La question revient systématiquement chez les dirigeants. Pourtant, la vraie problématique n’est pas le véhicule en lui-même, mais la manière dont il est utilisé… et surtout justifié.
Beaucoup optimisent l’achat, le leasing ou la TVA, mais oublient l’essentiel : l’usage. Et c’est précisément là que les ajustements fiscaux apparaissent.
Le point critique : l’usage privé
C’est LE sujet central.
En Suisse, si un véhicule de société est utilisé à titre privé, son usage est considéré comme un avantage en nature.
Cet avantage est :
- ajouté au salaire
- soumis aux charges sociales
- imposé fiscalement
Calcul simplifié
- En général : 0.9% du prix d’achat de la voiture par mois (minimum CHF 150)
Exemple :
Véhicule à CHF 50’000 → CHF 450/mois ajoutés au salaire
A ne pas oublier que cet avantage augmente aussi les cotisations sociales— et là, la facture grimpe vite.
Véhicule de société vs privé : la vraie question
La vraie question n’est pas “est-ce que je peux ?” mais plutôt :
Est-ce que ça vaut la peine ?
Choix 1 : utiliser un véhicule au nom de la société
- Tous les frais passent en charges d’entreprise (leasing, essence, assurance, entretien…)
- TVA récupérable (si assujetti)
- MAIS : imposition de l’usage privé (vu plus haut dans l’article)
Un véhicule de la société peut coûter plus cher que prévu — surtout à cause de l’usage privé mal anticipé.

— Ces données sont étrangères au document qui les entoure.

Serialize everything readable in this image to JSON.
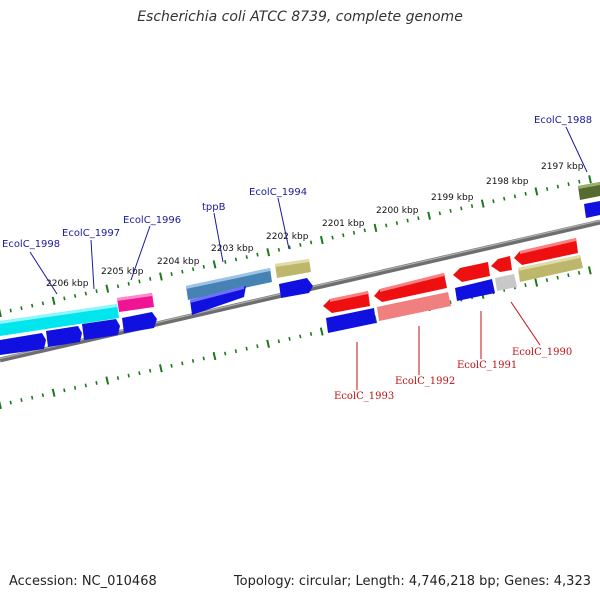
{
  "title": "Escherichia coli ATCC 8739, complete genome",
  "footer": {
    "accession": "Accession: NC_010468",
    "summary": "Topology: circular; Length: 4,746,218 bp; Genes: 4,323"
  },
  "colors": {
    "backbone": "#808080",
    "tick": "#1a7a1a",
    "cds_forward": "#1010e0",
    "cds_reverse": "#ee1010",
    "label_top": "#1a1aa0",
    "label_bottom": "#c01010"
  },
  "scale": {
    "unit": "kbp",
    "ticks": [
      {
        "value": 2206,
        "label": "2206 kbp"
      },
      {
        "value": 2205,
        "label": "2205 kbp"
      },
      {
        "value": 2204,
        "label": "2204 kbp"
      },
      {
        "value": 2203,
        "label": "2203 kbp"
      },
      {
        "value": 2202,
        "label": "2202 kbp"
      },
      {
        "value": 2201,
        "label": "2201 kbp"
      },
      {
        "value": 2200,
        "label": "2200 kbp"
      },
      {
        "value": 2199,
        "label": "2199 kbp"
      },
      {
        "value": 2198,
        "label": "2198 kbp"
      },
      {
        "value": 2197,
        "label": "2197 kbp"
      }
    ]
  },
  "gene_labels_top": [
    "EcolC_1998",
    "EcolC_1997",
    "EcolC_1996",
    "tppB",
    "EcolC_1994",
    "EcolC_1988"
  ],
  "gene_labels_bottom": [
    "EcolC_1993",
    "EcolC_1992",
    "EcolC_1991",
    "EcolC_1990"
  ],
  "feature_colors": [
    "#00e5ee",
    "#ee1493",
    "#4682b4",
    "#bdb76b",
    "#556b2f",
    "#f08080",
    "#c8c8c8"
  ]
}
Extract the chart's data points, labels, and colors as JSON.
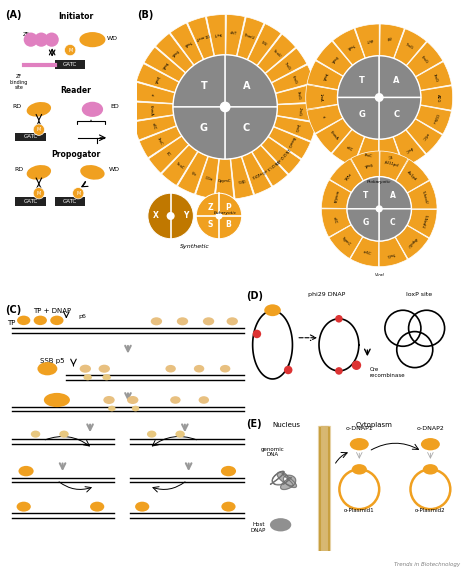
{
  "bg_color": "#ffffff",
  "orange": "#F0A020",
  "orange_light": "#F5B840",
  "gray_inner": "#888888",
  "pink": "#E080C0",
  "dark_orange": "#C07800",
  "tan_light": "#E8C080",
  "eukaryotic_labels": [
    "3mT",
    "O4-meT",
    "7mA",
    "6mA",
    "3mA",
    "1mA",
    "xi",
    "6hmA",
    "e3C",
    "3mC",
    "EC",
    "5caC",
    "5fc",
    "OGu",
    "CpymC",
    "CEG",
    "m22G",
    "1,N(2),3-eG",
    "1,N(2)2-eG",
    "8oxoG",
    "1mG",
    "2mG",
    "3mG",
    "6mG",
    "7mG",
    "5caU",
    "5fU",
    "5hmU",
    "dhT"
  ],
  "prokaryotic_labels": [
    "dhT",
    "7mA",
    "6mA",
    "3mA",
    "1mA",
    "xi",
    "6hmA",
    "e3C",
    "3mC",
    "EC",
    "4mC",
    "m5C",
    "OGSu",
    "ADG",
    "3mG",
    "6mG",
    "7mG",
    "gU"
  ],
  "viral_labels": [
    "6mA",
    "m2A",
    "ncm6A",
    "e3C",
    "5gmC",
    "m5C",
    "7mG",
    "dhpdU",
    "5-NedU",
    "5-heoU",
    "Au1pd",
    "pU11pd"
  ]
}
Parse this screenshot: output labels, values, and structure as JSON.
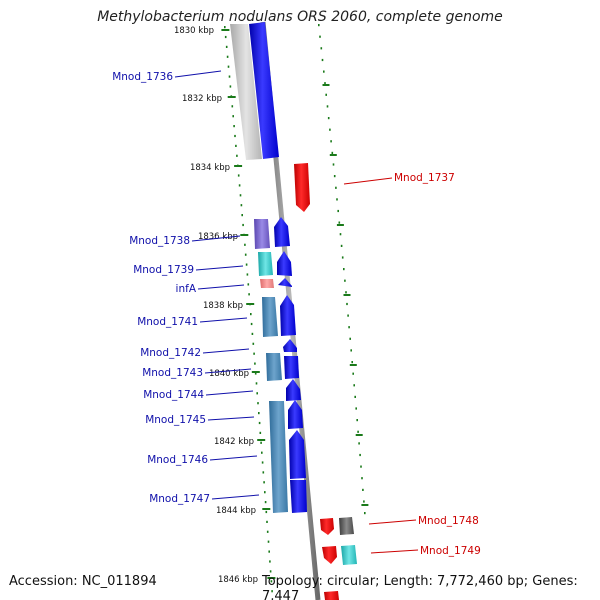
{
  "title": "Methylobacterium nodulans ORS 2060, complete genome",
  "accession": "Accession: NC_011894",
  "topology": "Topology: circular; Length: 7,772,460 bp; Genes: 7,447",
  "colors": {
    "forward_cds": "#0000ee",
    "reverse_cds": "#ee0000",
    "backbone": "#8c8c8c",
    "ticks": "#1a7a1a",
    "label_forward": "#1010aa",
    "label_reverse": "#cc0000"
  },
  "ticks": [
    "1830 kbp",
    "1832 kbp",
    "1834 kbp",
    "1836 kbp",
    "1838 kbp",
    "1840 kbp",
    "1842 kbp",
    "1844 kbp",
    "1846 kbp"
  ],
  "genes_forward": [
    "Mnod_1736",
    "Mnod_1738",
    "Mnod_1739",
    "infA",
    "Mnod_1741",
    "Mnod_1742",
    "Mnod_1743",
    "Mnod_1744",
    "Mnod_1745",
    "Mnod_1746",
    "Mnod_1747"
  ],
  "genes_reverse": [
    "Mnod_1737",
    "Mnod_1748",
    "Mnod_1749"
  ]
}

Choix 2 : utiliser son véhicule privé
- Moins de complexité administrative
- Remboursement possible via les indemnités kilométriques (p.ex. dans un journal de bord) – l’usage professionnel sera considéré comme une charge d’entreprise.
Pour un fondateur qui roule peu pour le business, le véhicule privé avec indemnité kilométrique est souvent plus simple et plus économique.
Erreurs fréquentes
Voici ce qu’on voit très souvent et les risques encourus :
- Aucun suivi de l’usage privé par un journal de bord
→ à Redressement fiscal et une estimation arbitraire par l’administration
- Oublier l’impact sur le salaire
→ à Rattrapages à effectuer en charges sociales et impôts
- Mélange des frais privés et professionnels
→ à Rejet des charges d’entreprise du véhicule par l’administration. Donc, une augmentation de (l’impôt sur le) bénéfice
Un contrôle TVA ou AVS sur un véhicule est fréquent. Et c’est souvent là que les petites approximations coûtent cher et les corrections sont rétroactives.
Conclusion
Le véhicule de société n’est jamais un problème en soi… il devient un problème uniquement lorsqu’on cesse de pouvoir expliquer simplement son utilisation.